「死を意識するため小説を書いた」 新世代リーダー 川村元気 映画プロデューサー(上)
――今回の小説は、自らの人生の前半戦を総括し、後半戦を生きていくための棚卸しみたいなものですか。何が人生にとって重要かを考えるために。
そうです。あと僕は、映画を作っているときも、何か革新的なことをやってやろうというつもりはなくて、自分の生活実感として感じているけれど、みんな口に出していないような世の中のムードとか空気を引っ張り上げてさらけ出すことを続けているだけなんです。

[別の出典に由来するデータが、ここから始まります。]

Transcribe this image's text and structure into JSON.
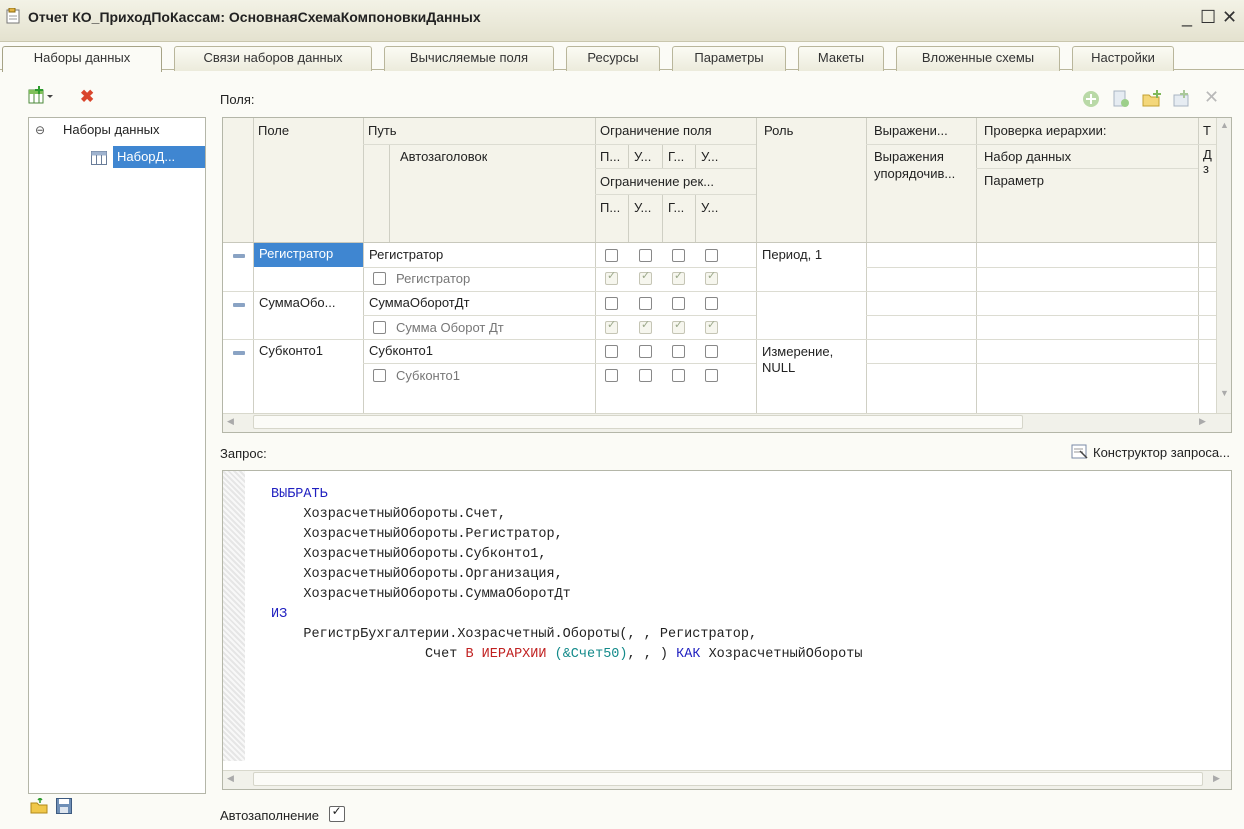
{
  "window": {
    "title": "Отчет КО_ПриходПоКассам: ОсновнаяСхемаКомпоновкиДанных",
    "minimize": "_",
    "maximize": "☐",
    "close": "✕"
  },
  "tabs": [
    {
      "label": "Наборы данных"
    },
    {
      "label": "Связи наборов данных"
    },
    {
      "label": "Вычисляемые поля"
    },
    {
      "label": "Ресурсы"
    },
    {
      "label": "Параметры"
    },
    {
      "label": "Макеты"
    },
    {
      "label": "Вложенные схемы"
    },
    {
      "label": "Настройки"
    }
  ],
  "tree": {
    "root": "Наборы данных",
    "child": "НаборД..."
  },
  "fields": {
    "label": "Поля:",
    "headers": {
      "field": "Поле",
      "path": "Путь",
      "autotitle": "Автозаголовок",
      "field_restriction": "Ограничение поля",
      "req_restriction": "Ограничение рек...",
      "sub": [
        "П...",
        "У...",
        "Г...",
        "У..."
      ],
      "role": "Роль",
      "expression": "Выражени...",
      "order_expr": "Выражения упорядочив...",
      "hierarchy": "Проверка иерархии:",
      "dataset": "Набор данных",
      "parameter": "Параметр",
      "extra": "Т",
      "extra2": "Д з"
    },
    "rows": [
      {
        "field": "Регистратор",
        "path": "Регистратор",
        "title": "Регистратор",
        "role": "Период, 1",
        "selected": true
      },
      {
        "field": "СуммаОбо...",
        "path": "СуммаОборотДт",
        "title": "Сумма Оборот Дт",
        "role": ""
      },
      {
        "field": "Субконто1",
        "path": "Субконто1",
        "title": "Субконто1",
        "role": "Измерение, NULL"
      }
    ]
  },
  "query": {
    "label": "Запрос:",
    "constructor": "Конструктор запроса...",
    "select_kw": "ВЫБРАТЬ",
    "fields": [
      "ХозрасчетныйОбороты.Счет",
      "ХозрасчетныйОбороты.Регистратор",
      "ХозрасчетныйОбороты.Субконто1",
      "ХозрасчетныйОбороты.Организация",
      "ХозрасчетныйОбороты.СуммаОборотДт"
    ],
    "from_kw": "ИЗ",
    "source": "РегистрБухгалтерии.Хозрасчетный.Обороты",
    "source_args": "(, , Регистратор,",
    "cond_prefix": "Счет",
    "in_kw": "В",
    "hier_kw": "ИЕРАРХИИ",
    "param": "(&Счет50)",
    "tail_args": ", , )",
    "as_kw": "КАК",
    "alias": "ХозрасчетныйОбороты"
  },
  "autofill": {
    "label": "Автозаполнение",
    "checked": true
  }
}
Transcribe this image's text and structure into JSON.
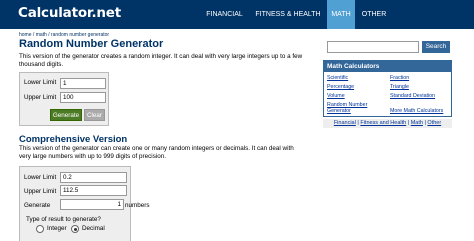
{
  "header": {
    "logo": "Calculator.net",
    "nav": [
      "FINANCIAL",
      "FITNESS & HEALTH",
      "MATH",
      "OTHER"
    ],
    "active": "MATH"
  },
  "breadcrumb": {
    "home": "home",
    "sep1": " / ",
    "math": "math",
    "sep2": " / ",
    "current": "random number generator"
  },
  "main": {
    "title": "Random Number Generator",
    "desc": "This version of the generator creates a random integer. It can deal with very large integers up to a few thousand digits.",
    "simple": {
      "lower_label": "Lower Limit",
      "lower_value": "1",
      "upper_label": "Upper Limit",
      "upper_value": "100",
      "generate": "Generate",
      "clear": "Clear"
    },
    "comprehensive": {
      "title": "Comprehensive Version",
      "desc": "This version of the generator can create one or many random integers or decimals. It can deal with very large numbers with up to 999 digits of precision.",
      "lower_label": "Lower Limit",
      "lower_value": "0.2",
      "upper_label": "Upper Limit",
      "upper_value": "112.5",
      "generate_label": "Generate",
      "generate_count": "1",
      "numbers_label": "numbers",
      "type_question": "Type of result to generate?",
      "opt_integer": "Integer",
      "opt_decimal": "Decimal"
    }
  },
  "sidebar": {
    "search_button": "Search",
    "box_title": "Math Calculators",
    "links_left": [
      "Scientific",
      "Percentage",
      "Volume",
      "Random Number",
      "Generator"
    ],
    "links_right": [
      "Fraction",
      "Triangle",
      "Standard Deviation",
      "More Math Calculators"
    ],
    "footer": [
      "Financial",
      "Fitness and Health",
      "Math",
      "Other"
    ],
    "footer_sep": " | "
  },
  "colors": {
    "topbar": "#003366",
    "active_tab": "#51a0d3",
    "generate_button": "#4c7b25",
    "sidebar_accent": "#336699"
  }
}
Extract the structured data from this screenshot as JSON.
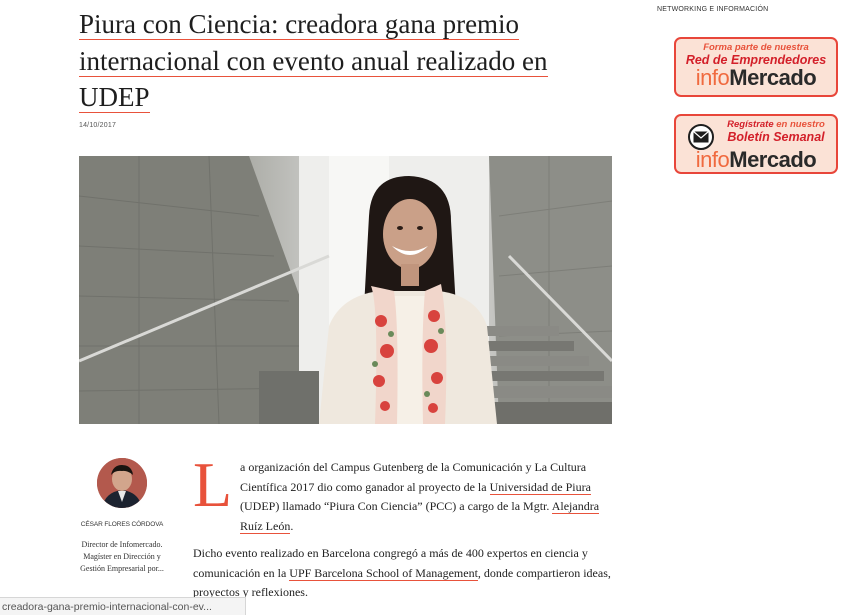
{
  "article": {
    "title_l1": "Piura con Ciencia: creadora gana premio",
    "title_l2": "internacional con evento anual realizado en",
    "title_l3": "UDEP",
    "date": "14/10/2017"
  },
  "author": {
    "name": "CÉSAR FLORES CÓRDOVA",
    "bio": "Director de Infomercado. Magíster en Dirección y Gestión Empresarial por..."
  },
  "body": {
    "dropcap": "L",
    "p1_a": "a organización del Campus Gutenberg de la Comunicación y La Cultura Científica 2017 dio como ganador al proyecto de la ",
    "p1_link1": "Universidad de Piura",
    "p1_b": " (UDEP) llamado “Piura Con Ciencia” (PCC) a cargo de la Mgtr. ",
    "p1_link2": "Alejandra Ruíz León",
    "p1_c": ".",
    "p2_a": "Dicho evento realizado en Barcelona congregó a más de 400 expertos en ciencia y comunicación en la ",
    "p2_link": "UPF Barcelona School of Management",
    "p2_b": ", donde compartieron ideas, proyectos y reflexiones."
  },
  "sidebar": {
    "section_label": "NETWORKING E INFORMACIÓN",
    "promo1": {
      "line1": "Forma parte de nuestra",
      "line2": "Red de Emprendedores",
      "brand_info": "info",
      "brand_merc": "Mercado"
    },
    "promo2": {
      "line1_a": "Regístrate",
      "line1_b": " en nuestro",
      "line2": "Boletín Semanal",
      "brand_info": "info",
      "brand_merc": "Mercado",
      "icon": "envelope-icon"
    }
  },
  "status_bar": {
    "url": "creadora-gana-premio-internacional-con-ev..."
  },
  "colors": {
    "accent": "#e8523b",
    "promo_border": "#e8463a",
    "promo_bg": "#fbe2d6"
  }
}
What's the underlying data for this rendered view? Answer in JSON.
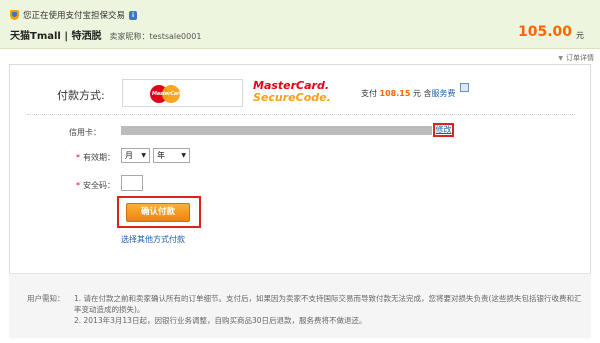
{
  "header": {
    "secure_notice": "您正在使用支付宝担保交易",
    "store_name": "天猫Tmall | 特洒脱",
    "seller_nickname": "卖家昵称：testsale0001",
    "amount": "105.00",
    "currency_unit": "元",
    "order_detail_label": "订单详情"
  },
  "payment": {
    "method_label": "付款方式:",
    "card_brand_logo_text": "MasterCard",
    "securecode_line1": "MasterCard.",
    "securecode_line2": "SecureCode.",
    "pay_prefix": "支付",
    "pay_amount": "108.15",
    "pay_suffix": "元 含",
    "fee_link": "服务费"
  },
  "form": {
    "card_label": "信用卡：",
    "modify_link": "修改",
    "expiry_label": "有效期：",
    "month_select": "月",
    "year_select": "年",
    "cvv_label": "安全码：",
    "confirm_button": "确认付款",
    "other_method_link": "选择其他方式付款"
  },
  "notice": {
    "label": "用户需知：",
    "line1": "1. 请在付款之前和卖家确认所有的订单细节。支付后，如果因为卖家不支持国际交易而导致付款无法完成，您将要对损失负责(这些损失包括银行收费和汇率变动造成的损失)。",
    "line2": "2. 2013年3月13日起，因银行业务调整，自购买商品30日后退款，服务费将不做退还。"
  },
  "colors": {
    "accent_orange": "#ff6600",
    "highlight_red": "#d9231b",
    "link_blue": "#1a5ca8"
  }
}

『モテキ』だったら、みんなとりあえず封じておきたい恋愛の痛々しい思い出を、わざわざ映画にして面白おかしくやった。ちょっと悪趣味なところもあったと思うんですけど。
たとえば、「携帯電話を見ているときに、なぜだかみんな不幸そうな顔をしている」と言われれば「ああ、確かに」となるけれど、それに気付いている人生と、気付かない人生だったら、気付いているほうがいいんじゃないかと。
なんとなくみんなが薄ぼんやり思っているような不安とか感覚みたいなものを、どれだけ物語で言えるか、というのが小説を書くときの狙いとしてあった。それは映画でやっていることと極めて近いんですけど。
きっかけは、吉田修一さんとの仕事
この小説を書き出したきっかけは、小説家の吉田修一さんと『悪人』という映画を作ったことです。
吉田さんに脚本もお願いしたんですが、そのときに、共に苦しみながら、小説にできること、映画にできること、それぞれについて多く発見することができた。僕もいつか、今吉田さんがやっていることの逆、映画の観点から文章でしかできないことを表現することにすごくトライしたくなった。
小説は『世界から猫が消えたなら』というタイトルですけど、文章で書くと1行で済むんです。読者がその世界を想像して、補完してくれるから。でも映画だと、どんなにカットを重ねても、「世界から猫が消えた」という状況を説明するのは難しい。そういう、文章でしか表現できない世界で、物語を描いてみたかったんです。